Seit den frühen Morgenstunden blockieren über 50 Aktivist*innen vom Bündnis Gemeinsam gegen die Tierindustrie den Schlachthof von Tönnies in Kellinghusen, Schleswig-Holstein. Sie fordern, die Tönnies-Betriebe zu vergesellschaften und zu solidarisch organisierten Produktionsstätten für pflanzliche Nahrungsmittel umzubauen.
Seit 4:30 Uhr heute morgen steht der Schlachthof von Tönnies in Kellinghusen still. Sechs Aktivist*innen sind auf ein Dach geklettert und haben ein Banner mit der Aufschrift „Shut Down Tierindustrie“ heruntergelassen. Weitere fünf haben sich an der Verladerampe und dem Tor festgekettet und eine dritte Gruppe macht eine Sitzblockade auf der Zufahrt. Die Aktion verläuft unter strenger Einhaltung des Infektionsschutzes, alle Aktivist*innen halten entsprechend Abstand und tragen einen Mund-Nasen-Schutz.
„Die zweite Corona-Welle ist da. Die Bedingungen an den Schlachthöfen sind noch immer mit dem Infektionsschutz völlig inkompatibel, daran hat sich nichts geändert. Darauf gibt es nur eine Antwort: Die Produktion muss jetzt beendet werden“ sagt Franziska Klein von Gemeinsam gegen die Tierindustrie.

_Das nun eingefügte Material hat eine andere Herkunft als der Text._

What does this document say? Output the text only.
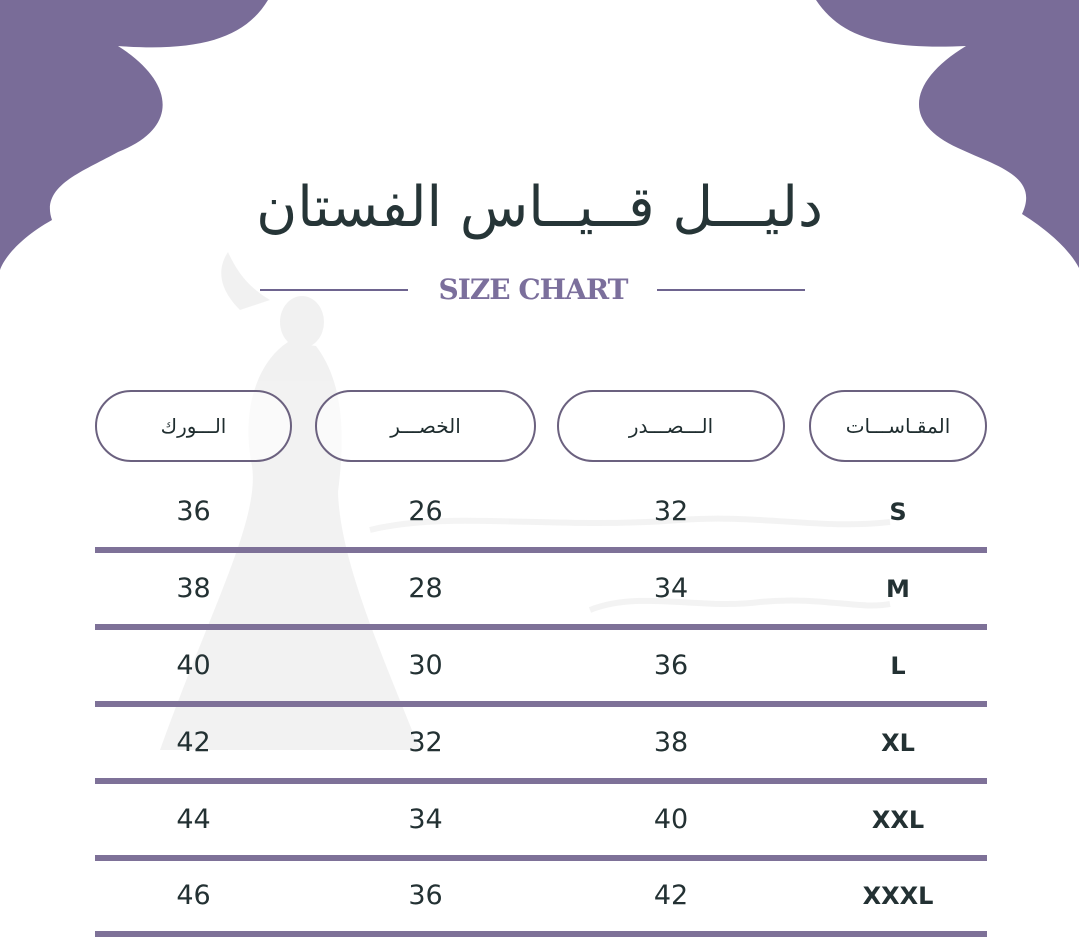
دليـــل قــيــاس الفستان
SIZE CHART
الـــورك	الخصـــر	الـــصـــدر	المقـاســـات
36	26	32	S
38	28	34	M
40	30	36	L
42	32	38	XL
44	34	40	XXL
46	36	42	XXXL
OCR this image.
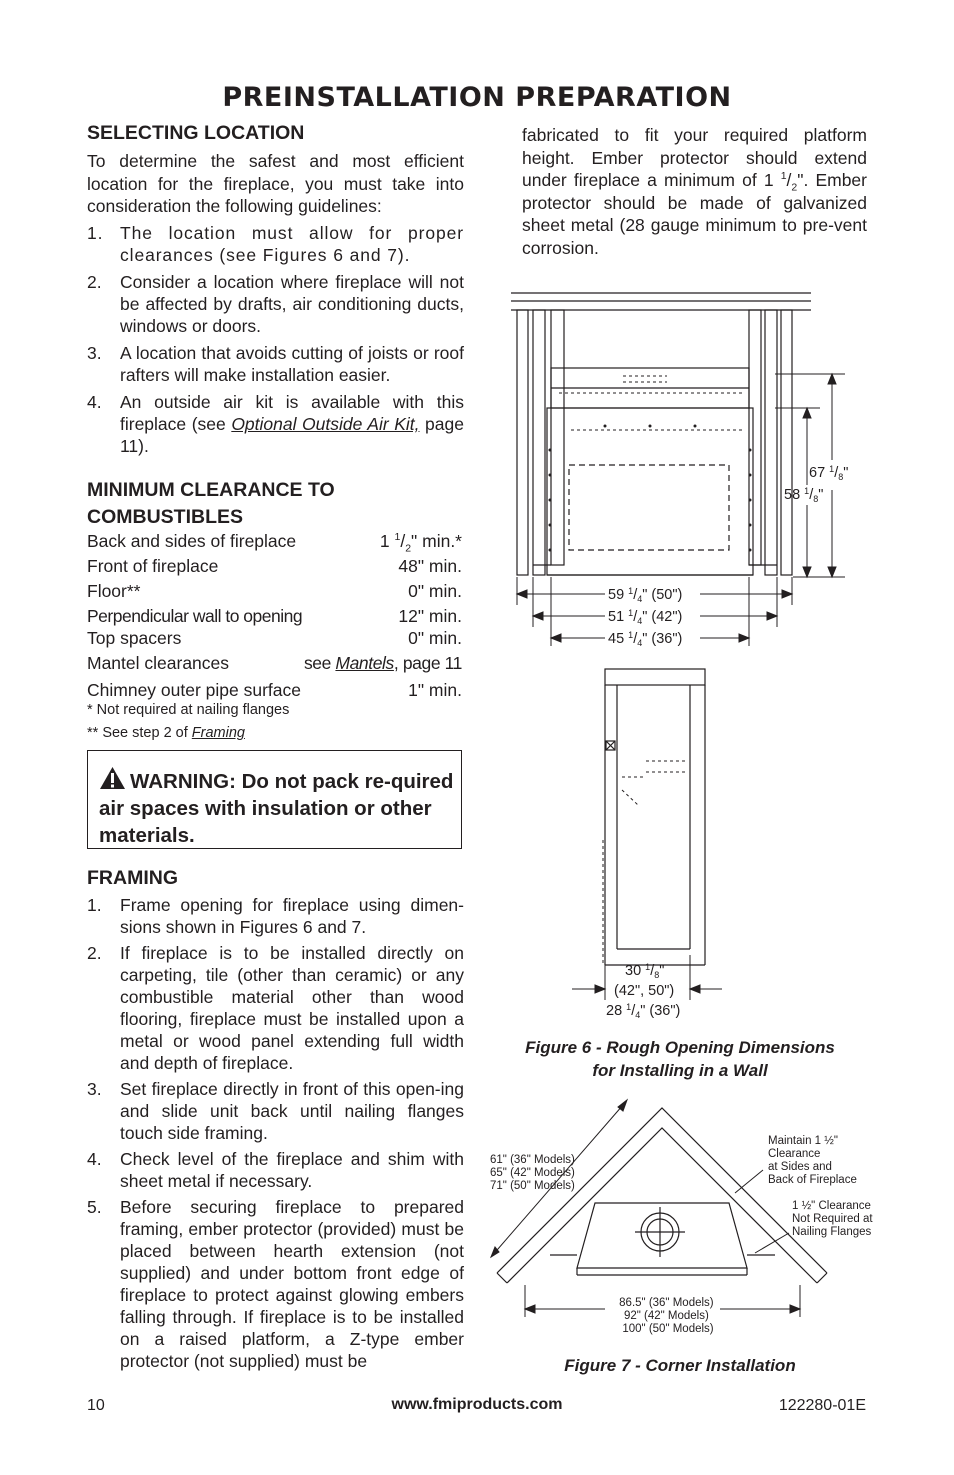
PREINSTALLATION PREPARATION
SELECTING LOCATION
To determine the safest and most efficient location for the fireplace, you must take into consideration the following guidelines:
1. The location must allow for proper clearances (see Figures 6 and 7).
2. Consider a location where fireplace will not be affected by drafts, air conditioning ducts, windows or doors.
3. A location that avoids cutting of joists or roof rafters will make installation easier.
4. An outside air kit is available with this fireplace (see Optional Outside Air Kit, page 11).
MINIMUM CLEARANCE TO
COMBUSTIBLES
Back and sides of fireplace	1 $^1/_2$" min.*
Front of fireplace	48" min.
Floor**	0" min.
Perpendicular wall to opening	12" min.
Top spacers	0" min.
Mantel clearances	see Mantels, page 11
Chimney outer pipe surface	1" min.
* Not required at nailing flanges
** See step 2 of Framing
WARNING: Do not pack re-quired air spaces with insulation or other materials.
FRAMING
1. Frame opening for fireplace using dimen-sions shown in Figures 6 and 7.
2. If fireplace is to be installed directly on carpeting, tile (other than ceramic) or any combustible material other than wood flooring, fireplace must be installed upon a metal or wood panel extending full width and depth of fireplace.
3. Set fireplace directly in front of this open-ing and slide unit back until nailing flanges touch side framing.
4. Check level of the fireplace and shim with sheet metal if necessary.
5. Before securing fireplace to prepared framing, ember protector (provided) must be placed between hearth extension (not supplied) and under bottom front edge of fireplace to protect against glowing embers falling through. If fireplace is to be installed on a raised platform, a Z-type ember protector (not supplied) must be
fabricated to fit your required platform height. Ember protector should extend under fireplace a minimum of 1 $^1/_2$". Ember protector should be made of galvanized sheet metal (28 gauge minimum to pre-vent corrosion.
67 $^1/_8$"
58 $^1/_8$"
59 $^1/_4$" (50")
51 $^1/_4$" (42")
45 $^1/_4$" (36")
30 $^1/_8$"
(42", 50")
28 $^1/_4$" (36")
Figure 6 - Rough Opening Dimensions
for Installing in a Wall
61" (36" Models) 65" (42" Models) 71" (50" Models)
Maintain 1 ½" Clearance at Sides and Back of Fireplace
1 ½" Clearance Not Required at Nailing Flanges
86.5" (36" Models) 92" (42" Models) 100" (50" Models)
Figure 7 - Corner Installation
10	www.fmiproducts.com	122280-01E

„Die Arbeiter*innen in den Schlachthöfen werden brutal ausgebeutet – die Regierung will daran bislang nichts ändern, denn das geplante Verbot von Werkverträgen ist wegen der CDU/CSU erstmal vom Tisch. Außerdem heizt diese Industrie das Klima auf und fügt Tieren massives Leid zu. Die Industrie soll trotz aller fatalen Auswirkungen und Skandale unverändert am Laufen gehalten werden. Dagegen fordern wir, die Betriebe zu vergesellschaften, die Produktion auf Pflanzenverarbeitung umzustellen und den Landwirt*innen den Ausstieg zu ermöglichen.”
Seit Beginn der Pandemie sind Schlachthöfe immer wieder Corona-Hotspots. Tönnies ist ein Schwerpunkt-Betrieb, mit über 2.000 Infektionen in Folge eines einzigen Ausbruches Ende Juni am Hauptsitz in Rheda-Wiedenbrück. Durch die wiederkehrenden Ausbrüche steckt die Schweinebranche in einer doppelten Krise: Die zahlreichen Corona-Infektionen führen dazu, dass Schlachthöfe schließen müssen oder mit verringerter Kapazität laufen. So entsteht in den Betrieben ein „Schweinestau“. Zugleich breitet sich die Schweinepest weiter aus und ruiniert das Exportgeschäft.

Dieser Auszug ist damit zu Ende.